Getting Messages Through: The Cognition of Influence with North Korea and East Asia

September 2018 No Comments

Getting Messages Through: The Cognition of Influence with North Korea and East Asia

Author | Editor: Nicholas Wright (Intelligent Biology)

Executive Summary

To cause intended effects—and avoid unintended effects—in the fiendishly complex regional environment surrounding the Korean peninsula, United States policymakers are required to understand both what motivates key actors and what type of strategic confrontation they face. To these ends, this report applies core insights from the cognition and neuroscience of decision-making, combined with data from historical and contemporary cases of decision-making such as the past 50 years of Democratic People’s Republic of Korea (DPRK) military-diplomatic campaigns. Two broad sets of conclusions emerge. The first arise from analysing core cognitive dimensions of what motivates the DPRK and key regional actors. These include:

(a) Managing unpredictability is a central challenge for U.S. policymakers: The DPRK has skilfully manipulated unexpectedness to maximise the impact of its diplomatic and military actions for over 50 years – U.S. policymakers must manage those effects on themselves, U.S. domestic audiences and allies. For allies such as the Republic of Korea (ROK) or Japan, the U.S. must also manage the unexpectedness of its own actions, as unpredictability often damages the trust on which rests U.S. credibility and extended deterrence.
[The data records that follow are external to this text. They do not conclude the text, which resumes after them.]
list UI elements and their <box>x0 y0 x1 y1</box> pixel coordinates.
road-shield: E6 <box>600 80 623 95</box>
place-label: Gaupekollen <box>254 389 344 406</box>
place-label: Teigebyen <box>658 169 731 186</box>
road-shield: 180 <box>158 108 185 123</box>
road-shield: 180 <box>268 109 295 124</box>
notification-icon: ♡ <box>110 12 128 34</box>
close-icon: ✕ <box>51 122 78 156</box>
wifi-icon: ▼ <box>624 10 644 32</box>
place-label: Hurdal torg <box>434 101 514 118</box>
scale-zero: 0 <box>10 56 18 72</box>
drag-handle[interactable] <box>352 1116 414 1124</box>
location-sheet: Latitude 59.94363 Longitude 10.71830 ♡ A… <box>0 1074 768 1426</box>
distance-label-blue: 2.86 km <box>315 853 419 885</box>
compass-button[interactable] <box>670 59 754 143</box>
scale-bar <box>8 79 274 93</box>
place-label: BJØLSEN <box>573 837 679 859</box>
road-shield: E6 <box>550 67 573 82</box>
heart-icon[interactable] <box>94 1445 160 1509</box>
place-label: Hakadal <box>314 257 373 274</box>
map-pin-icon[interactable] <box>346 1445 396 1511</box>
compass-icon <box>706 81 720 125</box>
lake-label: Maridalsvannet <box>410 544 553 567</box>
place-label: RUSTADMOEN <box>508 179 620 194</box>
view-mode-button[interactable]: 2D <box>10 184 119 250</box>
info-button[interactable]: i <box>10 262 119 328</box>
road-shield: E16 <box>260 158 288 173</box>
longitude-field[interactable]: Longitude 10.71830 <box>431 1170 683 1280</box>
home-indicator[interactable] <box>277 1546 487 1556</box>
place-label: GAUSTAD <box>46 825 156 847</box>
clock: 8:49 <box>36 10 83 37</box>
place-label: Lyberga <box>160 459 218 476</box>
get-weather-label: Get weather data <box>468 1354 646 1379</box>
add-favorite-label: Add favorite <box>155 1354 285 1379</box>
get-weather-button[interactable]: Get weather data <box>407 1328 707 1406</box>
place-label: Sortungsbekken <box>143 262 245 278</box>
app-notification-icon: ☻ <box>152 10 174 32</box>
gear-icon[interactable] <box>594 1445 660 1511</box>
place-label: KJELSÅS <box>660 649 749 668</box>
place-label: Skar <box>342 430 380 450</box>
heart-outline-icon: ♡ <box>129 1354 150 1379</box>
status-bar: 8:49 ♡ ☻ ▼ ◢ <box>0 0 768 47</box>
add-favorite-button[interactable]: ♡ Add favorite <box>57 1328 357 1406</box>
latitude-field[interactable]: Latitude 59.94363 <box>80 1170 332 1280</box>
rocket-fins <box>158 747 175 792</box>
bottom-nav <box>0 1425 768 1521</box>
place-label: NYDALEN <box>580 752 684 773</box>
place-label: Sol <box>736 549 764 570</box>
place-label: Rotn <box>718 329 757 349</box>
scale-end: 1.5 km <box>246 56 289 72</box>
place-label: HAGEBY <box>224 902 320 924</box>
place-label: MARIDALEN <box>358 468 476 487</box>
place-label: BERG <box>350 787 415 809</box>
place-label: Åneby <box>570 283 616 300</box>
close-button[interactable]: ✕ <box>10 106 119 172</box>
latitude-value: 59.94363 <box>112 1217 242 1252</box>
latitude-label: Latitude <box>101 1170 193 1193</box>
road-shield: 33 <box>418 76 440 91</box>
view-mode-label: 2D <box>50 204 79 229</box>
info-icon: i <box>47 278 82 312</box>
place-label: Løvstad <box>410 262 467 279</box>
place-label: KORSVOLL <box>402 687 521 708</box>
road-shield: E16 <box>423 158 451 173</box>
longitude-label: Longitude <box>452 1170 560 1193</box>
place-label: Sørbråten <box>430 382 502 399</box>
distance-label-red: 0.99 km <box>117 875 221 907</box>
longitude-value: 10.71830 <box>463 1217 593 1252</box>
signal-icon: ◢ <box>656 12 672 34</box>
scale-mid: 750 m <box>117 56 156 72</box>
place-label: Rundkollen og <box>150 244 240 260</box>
(b) Fear drives much regional behavior – and because the DPRK, ROK, U.S., Japan, China have fundamentally different and mismatched fears no single solution can address them. For instance, a key DPRK fear is personal death for the leadership; a key Japanese fear is China’s rise; China’s overriding fear is the U.S.; the U.S. fears DPRK intercontinental nuclear weapons. Only coordinated action on all fronts can address these fears.

(c) Fairness: Rejection of perceived injustice fuels Sino-Japanese and ROK-Japanese antagonism, as well as Japanese concerns over abductions – all destabilizing any regional peace process. Any deal must be perceived as fair or it likely won’t stick.

Second, the U.S. must understand what type of conflict it faces – a “Grey Zone” conflict. North Korea has conducted “Grey Zone” conflict for most of the past half century, literally neither fully at peace nor war. Grey Zone conflict also increasingly characterises regional competition between China, Japan and the ROK. This provides a powerful new lens to understand and manage this devilishly difficult DPRK confrontation and its regional ramifications. Managing Grey Zone conflict requires particular tools. It is necessarily limited conflict. Thus, the central aim is to influence the decision-making of adversaries and other key audiences, rather than removing their capacity to choose using brute force in itself. I apply evidence-based tools for influence in the Grey Zone (Wright 2017, Cognition in the Grey Zone), examined in the historical and current cases noted above. The U.S. retains a portfolio of unused Grey Zone actions it can threaten or apply to the DPRK, e.g. extensive information operations in the DPRK to decrease regime power. Understanding the Korean challenge as a Grey Zone conflict helps the U.S. anticipate and manage regional implications with allies (e.g. ROK and Japan) as well as competitors (e.g. China and Russia).